Otages libérés au Burkina : pour Le Drian, les deux touristes ont pris des "risques majeurs"

Otages libérés au Burkina : pour Le Drian, les deux touristes ont pris des "risques majeurs"
Jean-Yves Le Drian à invité les touristes à la plus grande prudence au sud du Sahel.

Orange avec AFP-Services, publié le samedi 11 mai 2019 à 09h52

Le ministre des Affaires étrangères, Jean-Yves Le Drian, a regretté samedi sur Europe 1 que les deux otages français libérés au Burkina Faso aient pris des "risques majeurs" en se rendant dans une zone dangereuse.

"La zone où étaient nos compatriotes était considérée depuis déjà pas mal de temps comme une zone rouge, c'est-à-dire une zone où il ne faut pas aller, où on prend des risques majeurs en allant". Invité samedi 11 mai sur Europe 1, le ministre des Affaires étrangères, Jean-Yves Le Drian, a estimé que les deux otages français libérés vendredi au Burkina Faso par les forces spéciales françaises, avaient manqué de prudence. 

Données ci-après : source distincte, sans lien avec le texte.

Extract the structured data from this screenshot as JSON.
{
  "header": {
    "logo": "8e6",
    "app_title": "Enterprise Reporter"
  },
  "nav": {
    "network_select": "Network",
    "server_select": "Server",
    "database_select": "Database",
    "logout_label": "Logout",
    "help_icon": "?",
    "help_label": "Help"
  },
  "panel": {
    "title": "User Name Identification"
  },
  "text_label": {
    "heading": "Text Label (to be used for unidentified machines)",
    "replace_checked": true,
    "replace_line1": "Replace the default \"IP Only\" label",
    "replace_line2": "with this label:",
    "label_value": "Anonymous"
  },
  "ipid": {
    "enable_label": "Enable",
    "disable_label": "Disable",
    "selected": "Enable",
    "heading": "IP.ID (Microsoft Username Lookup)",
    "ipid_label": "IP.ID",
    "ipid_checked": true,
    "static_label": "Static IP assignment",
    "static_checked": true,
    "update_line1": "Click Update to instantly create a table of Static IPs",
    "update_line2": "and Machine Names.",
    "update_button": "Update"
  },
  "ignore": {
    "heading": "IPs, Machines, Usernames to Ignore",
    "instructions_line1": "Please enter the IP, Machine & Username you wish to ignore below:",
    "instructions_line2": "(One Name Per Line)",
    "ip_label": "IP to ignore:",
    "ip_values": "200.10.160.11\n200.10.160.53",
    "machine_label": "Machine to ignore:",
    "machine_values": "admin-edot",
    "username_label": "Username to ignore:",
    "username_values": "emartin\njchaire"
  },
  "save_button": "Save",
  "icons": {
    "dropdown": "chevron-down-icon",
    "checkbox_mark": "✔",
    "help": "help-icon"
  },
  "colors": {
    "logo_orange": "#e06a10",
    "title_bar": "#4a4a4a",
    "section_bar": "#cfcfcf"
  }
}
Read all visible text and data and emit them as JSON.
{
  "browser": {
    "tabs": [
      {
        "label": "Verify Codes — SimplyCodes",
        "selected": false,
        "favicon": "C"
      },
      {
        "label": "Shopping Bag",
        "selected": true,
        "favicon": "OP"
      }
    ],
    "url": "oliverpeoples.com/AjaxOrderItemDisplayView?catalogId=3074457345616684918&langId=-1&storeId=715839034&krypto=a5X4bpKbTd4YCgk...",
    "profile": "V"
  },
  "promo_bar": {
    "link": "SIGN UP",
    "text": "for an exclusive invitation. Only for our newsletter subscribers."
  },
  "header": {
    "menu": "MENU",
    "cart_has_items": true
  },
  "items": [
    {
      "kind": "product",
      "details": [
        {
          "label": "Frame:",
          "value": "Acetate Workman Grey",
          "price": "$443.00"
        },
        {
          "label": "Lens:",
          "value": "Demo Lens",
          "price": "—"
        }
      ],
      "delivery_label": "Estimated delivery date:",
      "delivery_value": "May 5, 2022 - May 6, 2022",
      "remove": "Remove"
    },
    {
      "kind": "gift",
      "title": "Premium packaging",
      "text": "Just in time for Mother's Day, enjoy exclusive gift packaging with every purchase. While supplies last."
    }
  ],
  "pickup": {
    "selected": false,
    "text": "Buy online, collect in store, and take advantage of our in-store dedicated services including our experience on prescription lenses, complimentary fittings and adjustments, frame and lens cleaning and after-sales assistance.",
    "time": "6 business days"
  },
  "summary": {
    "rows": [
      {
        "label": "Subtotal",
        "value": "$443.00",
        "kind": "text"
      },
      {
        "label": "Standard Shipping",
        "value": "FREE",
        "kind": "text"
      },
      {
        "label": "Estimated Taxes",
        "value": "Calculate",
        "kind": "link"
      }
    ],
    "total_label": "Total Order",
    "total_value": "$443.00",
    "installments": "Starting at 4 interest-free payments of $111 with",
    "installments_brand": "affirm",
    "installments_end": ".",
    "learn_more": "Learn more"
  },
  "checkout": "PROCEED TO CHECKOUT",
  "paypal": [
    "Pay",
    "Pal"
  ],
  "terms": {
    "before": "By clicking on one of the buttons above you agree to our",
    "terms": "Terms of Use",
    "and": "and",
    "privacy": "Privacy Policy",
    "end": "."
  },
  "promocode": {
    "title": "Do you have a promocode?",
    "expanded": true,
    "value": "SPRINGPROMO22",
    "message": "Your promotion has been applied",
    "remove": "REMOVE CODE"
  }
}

"Je pense qu'il faut que tous ceux qui veulent faire du tourisme dans ces pays s'informent auparavant de ce qu'on appelle les conseils aux voyageurs, qui sont mis en place et entretenus régulièrement par le Quai d'Orsay et qui indiquent les zones sûres, les zones à petit risque et les zones à gros risque", a t-il poursuivi.

Une zone formellement déconseillée aux voyageurs

Les deux touristes français avaient été enlevés le 1er mai alors qu'ils se trouvaient dans le nord du Bénin. Sur son site, le ministère des Affaires étrangères déconseillait formellement aux voyageurs de se déplacer dans l'extrême-nord du Bénin, frontalier du Burkina et du Niger, "compte tenu de la présence de groupes armés terroristes et du risque d'enlèvement".

Les attaques djihadistes, concentrées initialement dans le nord du Mali, se sont étendues vers le centre du pays puis vers le Burkina Faso et menacent désormais les pays côtiers du Golfe de Guinée, jusque-là épargnés. "La menace a changé de forme, elle est devenue beaucoup plus mobile et ce sont maintenant les pays situés au sud du Mali qui sont les cibles, avec des fragilités singulièrement au Burkina Faso mais même dans le nord du Bénin", a par ailleurs précisé le chef de la diplomatie française.




Deux militaires tués dans l'opération

"Le message que je peux délivrer comme ministre des Affaires étrangères est que la plus grande précaution doit être prise dans ces régions pour éviter que de tels enlèvements n'aient lieu, et pour éviter des sacrifices de nos soldats", a-t-il insisté. Vendredi 10 mai, deux militaires des forces spéciales ont trouvé la mort dans l'opération pour libérer les otages français.